The defendants in the cases now before this court were under no obligation to continue the operation of the switch engine at Leavenworth for the purpose of giving employment to the plaintiffs. It is undisputed that the defendants maintained no switch-engine or switch crew and performed no regular switching service in the Leavenworth yard after January 14, 1933. The court finds that the discontinuance of -the switch-engine was brought about because of changing economic conditions for which the Rock Island was not responsible. The withdrawal by the Burlington from the joint switching arrangement was a decision which rested with the managers of that company.
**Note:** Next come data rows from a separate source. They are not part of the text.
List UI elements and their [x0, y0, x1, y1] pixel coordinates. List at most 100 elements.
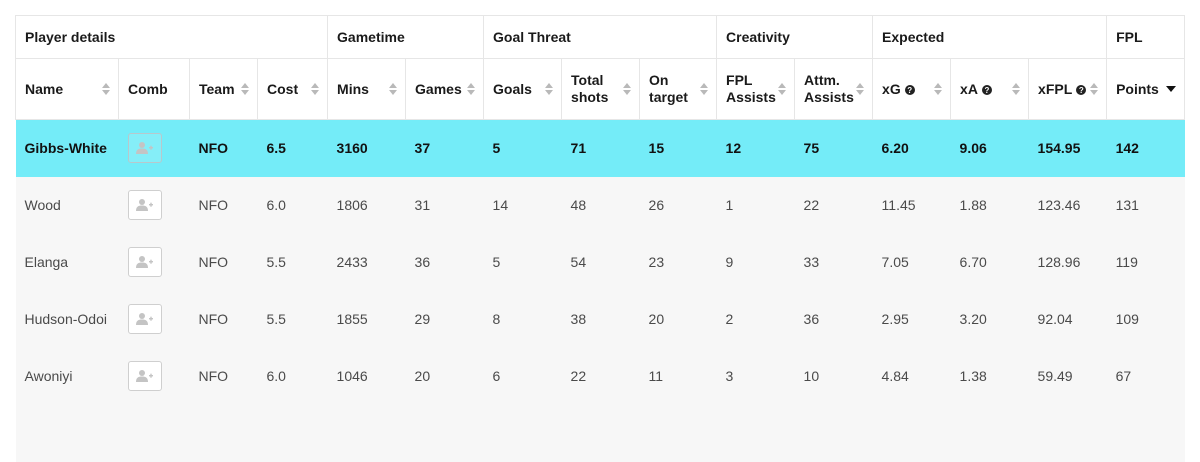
add-user-button[interactable] — [127, 190, 162, 220]
add-user-icon — [135, 370, 153, 382]
col-header-comb: Comb — [118, 58, 190, 120]
col-header-xa[interactable]: xA? — [950, 58, 1030, 120]
col-header-attm-assists[interactable]: Attm. Assists — [794, 58, 874, 120]
cell-comb — [119, 177, 190, 234]
cell-name — [16, 405, 119, 462]
col-header-total-shots[interactable]: Total shots — [561, 58, 641, 120]
cell-name: Awoniyi — [24, 368, 73, 384]
sort-arrows-icon[interactable] — [389, 83, 398, 95]
cell-fpl-assists: 9 — [725, 254, 734, 270]
cell-cost: 5.5 — [266, 311, 286, 327]
add-user-icon — [135, 199, 153, 211]
cell-goals: 14 — [492, 197, 509, 213]
column-group-header-row: Player details Gametime Goal Threat Crea… — [14, 15, 1186, 59]
col-header-xg[interactable]: xG? — [872, 58, 952, 120]
cell-games: 37 — [414, 140, 431, 157]
cell-fpl-assists: 3 — [725, 368, 734, 384]
add-user-button[interactable] — [127, 304, 162, 334]
group-goal-threat: Goal Threat — [483, 15, 718, 59]
col-label-xa: xA — [960, 80, 978, 97]
cell-fpl-assists — [717, 405, 795, 462]
cell-points — [1107, 405, 1185, 462]
sort-arrows-icon[interactable] — [700, 83, 709, 95]
sort-arrows-icon[interactable] — [623, 83, 632, 95]
col-header-on-target[interactable]: On target — [639, 58, 718, 120]
cell-goals: 8 — [492, 311, 501, 327]
col-label-fpl-assists-line1: FPL — [726, 72, 753, 88]
add-user-button[interactable] — [127, 133, 162, 164]
col-header-team[interactable]: Team — [189, 58, 258, 120]
col-label-goals: Goals — [493, 80, 532, 97]
cell-on-target: 26 — [648, 197, 665, 213]
player-stats-table: Player details Gametime Goal Threat Crea… — [14, 15, 1186, 462]
cell-points: 119 — [1115, 254, 1138, 270]
sort-arrows-icon[interactable] — [102, 83, 110, 95]
col-label-total-shots-line1: Total — [571, 72, 604, 88]
cell-mins: 1046 — [336, 368, 368, 384]
cell-cost: 5.5 — [266, 254, 286, 270]
col-label-attm-assists-line1: Attm. — [804, 72, 840, 88]
sort-descending-icon[interactable] — [1166, 86, 1177, 92]
col-label-fpl-assists: FPL Assists — [726, 72, 776, 106]
col-label-xg: xG — [882, 80, 901, 97]
table-row[interactable]: Gibbs-White NFO 6.5 3160 37 5 71 15 12 75 6.20 9.06… — [15, 119, 1185, 177]
table-row[interactable]: Awoniyi NFO 6.0 1046 20 6 22 11 3 10 4.84 1.38 59.49… — [15, 347, 1185, 405]
cell-xg: 2.95 — [881, 311, 909, 327]
col-label-games: Games — [415, 80, 462, 97]
cell-mins: 3160 — [336, 140, 368, 157]
col-label-on-target-line2: target — [649, 89, 688, 105]
cell-comb — [119, 120, 190, 177]
col-header-mins[interactable]: Mins — [327, 58, 407, 120]
sort-arrows-icon[interactable] — [1012, 83, 1021, 95]
cell-team: NFO — [198, 254, 229, 270]
table-row[interactable] — [15, 404, 1185, 462]
cell-name: Wood — [24, 197, 61, 213]
add-user-button[interactable] — [127, 247, 162, 277]
add-user-button[interactable] — [127, 361, 162, 391]
col-header-cost[interactable]: Cost — [257, 58, 329, 120]
col-header-goals[interactable]: Goals — [483, 58, 563, 120]
column-header-row: Name Comb Team Cost Mins Games Goals Tot… — [15, 58, 1186, 120]
cell-attm-assists: 36 — [803, 311, 820, 327]
cell-xa: 1.88 — [959, 197, 987, 213]
cell-games — [406, 405, 484, 462]
question-icon[interactable]: ? — [1076, 85, 1087, 95]
cell-games: 29 — [414, 311, 431, 327]
cell-on-target: 11 — [648, 368, 664, 384]
question-icon[interactable]: ? — [981, 85, 992, 95]
sort-arrows-icon[interactable] — [311, 83, 320, 95]
sort-arrows-icon[interactable] — [934, 83, 943, 95]
sort-arrows-icon[interactable] — [778, 83, 787, 95]
sort-arrows-icon[interactable] — [467, 83, 476, 95]
col-label-total-shots: Total shots — [571, 72, 608, 106]
cell-fpl-assists: 2 — [725, 311, 734, 327]
col-header-fpl-assists[interactable]: FPL Assists — [716, 58, 796, 120]
sort-arrows-icon[interactable] — [1090, 83, 1099, 95]
cell-xg — [873, 405, 951, 462]
col-header-points[interactable]: Points — [1106, 58, 1186, 120]
cell-shots: 71 — [570, 140, 587, 157]
table-row[interactable]: Wood NFO 6.0 1806 31 14 48 26 1 22 11.45 1.88 123.46… — [15, 176, 1185, 234]
cell-attm-assists: 10 — [803, 368, 820, 384]
table-row[interactable]: Elanga NFO 5.5 2433 36 5 54 23 9 33 7.05 6.70 128.96… — [15, 233, 1185, 291]
cell-games: 31 — [414, 197, 431, 213]
col-header-xfpl[interactable]: xFPL? — [1028, 58, 1108, 120]
cell-xfpl — [1029, 405, 1107, 462]
sort-arrows-icon[interactable] — [241, 83, 249, 95]
cell-points: 142 — [1115, 140, 1139, 157]
cell-xa — [951, 405, 1029, 462]
sort-arrows-icon[interactable] — [545, 83, 554, 95]
table-row[interactable]: Hudson-Odoi NFO 5.5 1855 29 8 38 20 2 36 2.95 3.20 9… — [15, 290, 1185, 348]
cell-shots: 54 — [570, 254, 587, 270]
add-user-icon — [135, 313, 153, 325]
cell-xfpl: 92.04 — [1037, 311, 1073, 327]
col-header-name[interactable]: Name — [15, 58, 119, 120]
sort-arrows-icon[interactable] — [856, 83, 865, 95]
col-label-attm-assists: Attm. Assists — [804, 72, 854, 106]
col-label-attm-assists-line2: Assists — [804, 89, 854, 105]
cell-xa: 6.70 — [959, 254, 987, 270]
col-label-total-shots-line2: shots — [571, 89, 609, 105]
group-fpl: FPL — [1106, 15, 1186, 59]
col-header-games[interactable]: Games — [405, 58, 485, 120]
question-icon[interactable]: ? — [904, 85, 915, 95]
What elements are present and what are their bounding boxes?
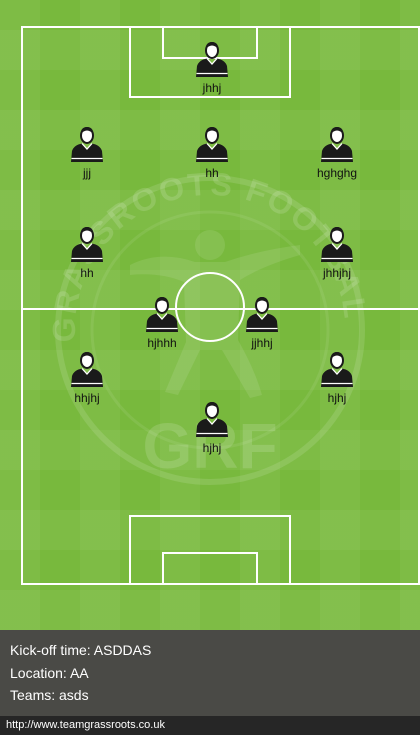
player-marker[interactable]: hjhj (170, 400, 254, 455)
match-info-panel: Kick-off time: ASDDAS Location: AA Teams… (0, 630, 420, 716)
player-marker[interactable]: jjj (45, 125, 129, 180)
player-shirt-icon (246, 297, 278, 332)
player-marker[interactable]: hh (45, 225, 129, 280)
player-marker[interactable]: jjhhj (220, 295, 304, 350)
player-shirt-icon (321, 127, 353, 162)
player-shirt-icon (196, 42, 228, 77)
player-shirt-icon (196, 127, 228, 162)
bottom-goal-area (162, 552, 258, 585)
location-text: Location: AA (10, 665, 89, 681)
player-shirt-icon (196, 402, 228, 437)
player-name: jjj (83, 166, 91, 180)
bottom-penalty-area (129, 515, 291, 585)
player-marker[interactable]: jhhjhj (295, 225, 379, 280)
pitch-markings (21, 26, 420, 585)
player-name: hh (80, 266, 94, 280)
player-marker[interactable]: jhhj (170, 40, 254, 95)
player-marker[interactable]: hhjhj (45, 350, 129, 405)
player-shirt-icon (146, 297, 178, 332)
player-marker[interactable]: hjhj (295, 350, 379, 405)
player-name: hjhj (327, 391, 347, 405)
player-name: hjhj (202, 441, 222, 455)
player-shirt-icon (71, 127, 103, 162)
player-name: hh (205, 166, 219, 180)
player-name: jhhj (202, 81, 222, 95)
football-pitch: GRASSROOTS FOOTBALL GRF jhhj jjj (0, 0, 420, 630)
player-name: hhjhj (74, 391, 100, 405)
player-name: jjhhj (251, 336, 273, 350)
teams-text: Teams: asds (10, 687, 89, 703)
player-name: hghghg (316, 166, 358, 180)
kickoff-time-text: Kick-off time: ASDDAS (10, 642, 152, 658)
player-marker[interactable]: hjhhh (120, 295, 204, 350)
site-url-link[interactable]: http://www.teamgrassroots.co.uk (6, 719, 165, 731)
player-name: hjhhh (147, 336, 177, 350)
footer-bar: http://www.teamgrassroots.co.uk (0, 716, 420, 735)
player-shirt-icon (71, 227, 103, 262)
player-shirt-icon (71, 352, 103, 387)
player-marker[interactable]: hghghg (295, 125, 379, 180)
player-name: jhhjhj (322, 266, 352, 280)
player-marker[interactable]: hh (170, 125, 254, 180)
centre-circle (175, 272, 245, 342)
player-shirt-icon (321, 227, 353, 262)
player-shirt-icon (321, 352, 353, 387)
The court further finds that there was no contract or agreement between the plaintiffs and the defendants' requiring the plaintiff’s employment by the company after the discontinuance of the switch-engine on January 14, 1933. The Rock Island did not replace these men or employ any others as switchmen at Leavenworth after that date.

The court concludes as a matter of law that the plaintiffs have failed to establish a right to recover from the defendants in these cases or to establish any claim upon which relief may be granted.

It has been urged in defense of these actions that whatever causes of action, if any, plaintiffs may have had are barred by the Kansas statute of limitations. The court is inclined to look with favor upon this contention, but finds it unnecessary, in view of the above expressions, to determine its validity.

Judgment will be for defendants and against the plaintiffs for costs.

Findings of fact and conclusions of law have been filed.